Research Areas
Overarching interests of the laboratory are to define epithelial stem and progenitor cells that maintain the human lung, to define mechanisms that regulate quiescence versus activation of these reparative cells and renewal versus differentiation, in the setting of normal tissue maintenance and lung disease. Our studies benefit tremendously from the participation of patients receiving clinical care for lung disease, who generously provide access to clinical samples that are used to identify candidate cellular and molecular targets for initiation and progression of chronic lung disease. Three-dimensional culture systems and genetically defined animal models are used to define mechanisms of disease and validate therapeutic targets. Areas of research focus include:
Structural Remodeling of the Lung in Chronic Lung Disease
Lung tissue remodeling, suboptimal repair leading to loss of structure and function, is pathognomonic of most chronic lung diseases and accounts for progressive declines in lung function, morbidity and mortality. Chronic diseases of small airways and the gas-exchange region have an enormous societal impact both within the U.S. and worldwide. Of the estimated 225,000 deaths attributed to lung disease in the U.S. in 2007, greater than 50% were due to chronic obstructive pulmonary disease (COPD). Less prevalent but with more limited treatment options is idiopathic pulmonary fibrosis (IPF), the most common type of interstitial pneumonia, which has a mean survival time of three years after initial diagnosis and afflicts upward of 0.2% of the population in North America and Europe.
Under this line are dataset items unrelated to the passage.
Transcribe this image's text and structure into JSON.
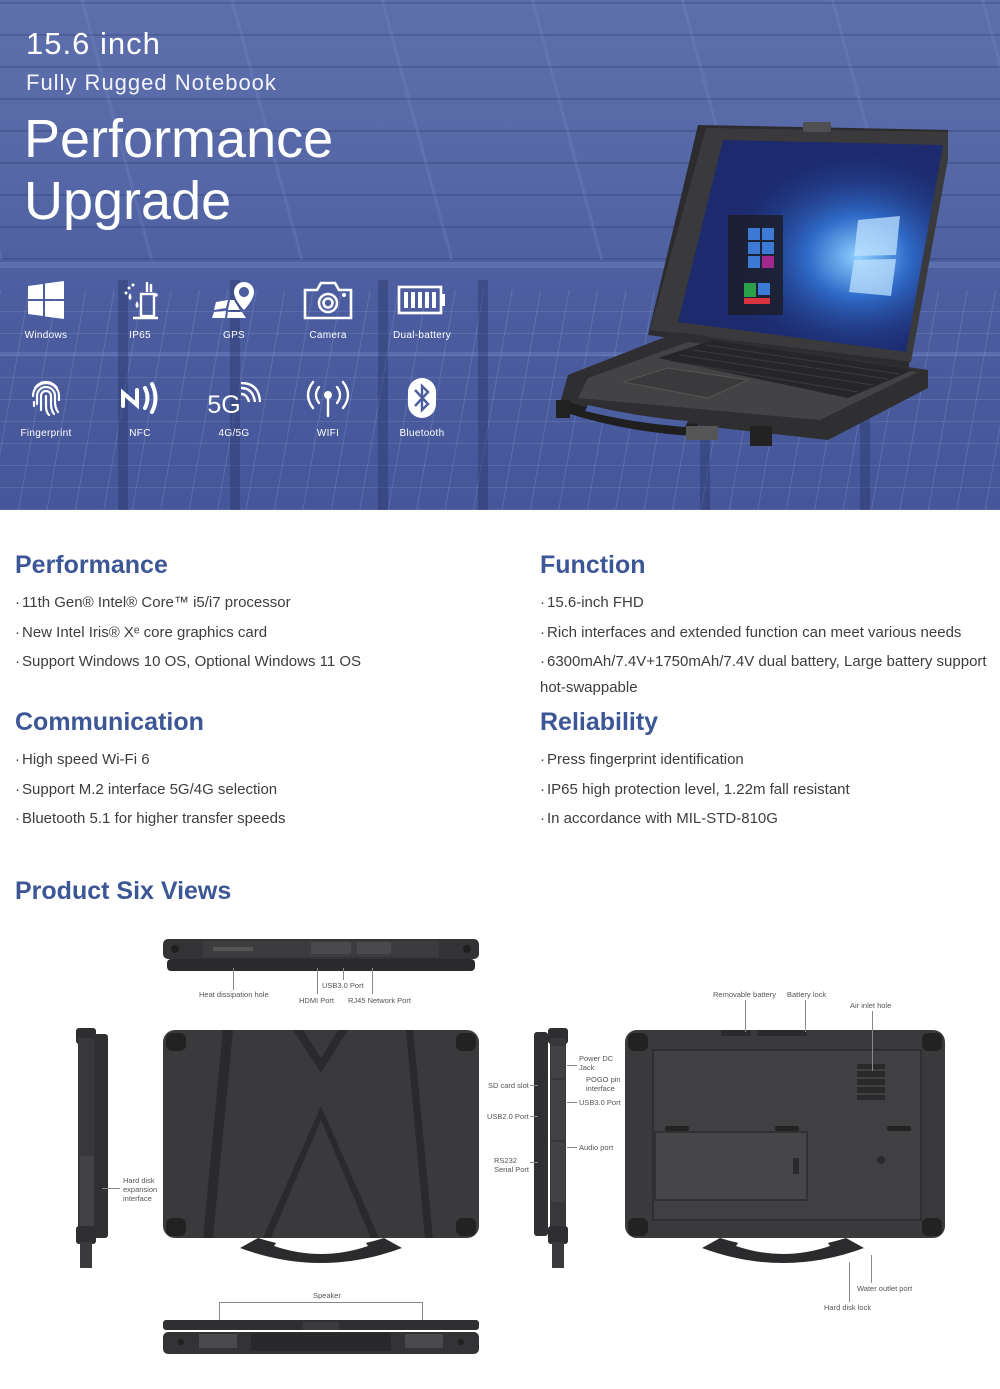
{
  "hero": {
    "size_line": "15.6 inch",
    "type_line": "Fully Rugged Notebook",
    "title_line1": "Performance",
    "title_line2": "Upgrade",
    "features_row1": [
      {
        "icon": "windows-icon",
        "label": "Windows"
      },
      {
        "icon": "ip65-icon",
        "label": "IP65"
      },
      {
        "icon": "gps-icon",
        "label": "GPS"
      },
      {
        "icon": "camera-icon",
        "label": "Camera"
      },
      {
        "icon": "battery-icon",
        "label": "Dual-battery"
      }
    ],
    "features_row2": [
      {
        "icon": "fingerprint-icon",
        "label": "Fingerprint"
      },
      {
        "icon": "nfc-icon",
        "label": "NFC"
      },
      {
        "icon": "5g-icon",
        "label": "4G/5G",
        "glyph": "5G"
      },
      {
        "icon": "wifi-icon",
        "label": "WIFI"
      },
      {
        "icon": "bluetooth-icon",
        "label": "Bluetooth"
      }
    ]
  },
  "sections": {
    "performance": {
      "title": "Performance",
      "items": [
        "11th Gen® Intel® Core™ i5/i7 processor",
        "New Intel Iris® Xᵉ core graphics card",
        "Support Windows 10 OS, Optional Windows 11 OS"
      ]
    },
    "function": {
      "title": "Function",
      "items": [
        "15.6-inch FHD",
        "Rich interfaces and extended function can meet various needs",
        "6300mAh/7.4V+1750mAh/7.4V dual battery, Large battery support hot-swappable"
      ]
    },
    "communication": {
      "title": "Communication",
      "items": [
        "High speed Wi-Fi 6",
        "Support M.2 interface 5G/4G selection",
        "Bluetooth 5.1 for higher transfer speeds"
      ]
    },
    "reliability": {
      "title": "Reliability",
      "items": [
        "Press fingerprint identification",
        "IP65 high protection level, 1.22m fall resistant",
        "In accordance with MIL-STD-810G"
      ]
    }
  },
  "bullet": "·",
  "views": {
    "title": "Product Six Views",
    "rear_labels": {
      "heat": "Heat dissipation hole",
      "usb3": "USB3.0 Port",
      "hdmi": "HDMI Port",
      "rj45": "RJ45 Network Port"
    },
    "left_labels": {
      "hdd": "Hard disk\nexpansion\ninterface"
    },
    "right_labels": {
      "sd": "SD card slot",
      "usb2": "USB2.0 Port",
      "rs232": "RS232\nSerial Port",
      "power": "Power DC\nJack",
      "pogo": "POGO pin\ninterface",
      "usb3": "USB3.0 Port",
      "audio": "Audio port"
    },
    "bottom_labels": {
      "battery": "Removable battery",
      "lock": "Battery lock",
      "air": "Air inlet hole",
      "water": "Water outlet port",
      "hddlock": "Hard disk lock"
    },
    "front_labels": {
      "speaker": "Speaker"
    }
  }
}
Our studies seek to define cellular and molecular defects within epithelial cells that lead to repair defects and scar formation, and modeling of these events using 3D culture systems and through genetic manipulation in mice. Data below highlight advanced genomics approaches that are being used to define pathways that are defective in epithelial stem cells of the IPF lung and mouse models that are being employed to investigate mechanisms of disease.
Single cell RNA-Seq reveals the unique molecular phenotype of epithelial cells from lung tissue of IPF patients. Single cell RNA-Seq of epithelial cells isolated from lung explant tissue recovered from patients undergoing transplant for end-stage IPF. Data are visualized by Diffusion Map, colored circles representing the aggregate transcriptome of individual cells with molecular similarity indicated by relative position in three dimensions; colors represent cell types as indicated. These data highlight the unique molecular phenotype of basal cells recovered from IPF explant tissue. Secretory Primed Basal (SPB) cells have a molecular signature that link them directly to secretory cells expressing SCGB3A2. On the right immunoreactivity for KRT5 (red) and CD66 (green) show expansion SPB cells in IPF.
Studies shown below using mouse models show that p53 regulates stem cell quiescence versus activation that may underlie progenitor cell defects observed in fibrotic lung disease, and that a genetic model leading to activation of p53 signaling leads to progressive pulmonary fibrosis.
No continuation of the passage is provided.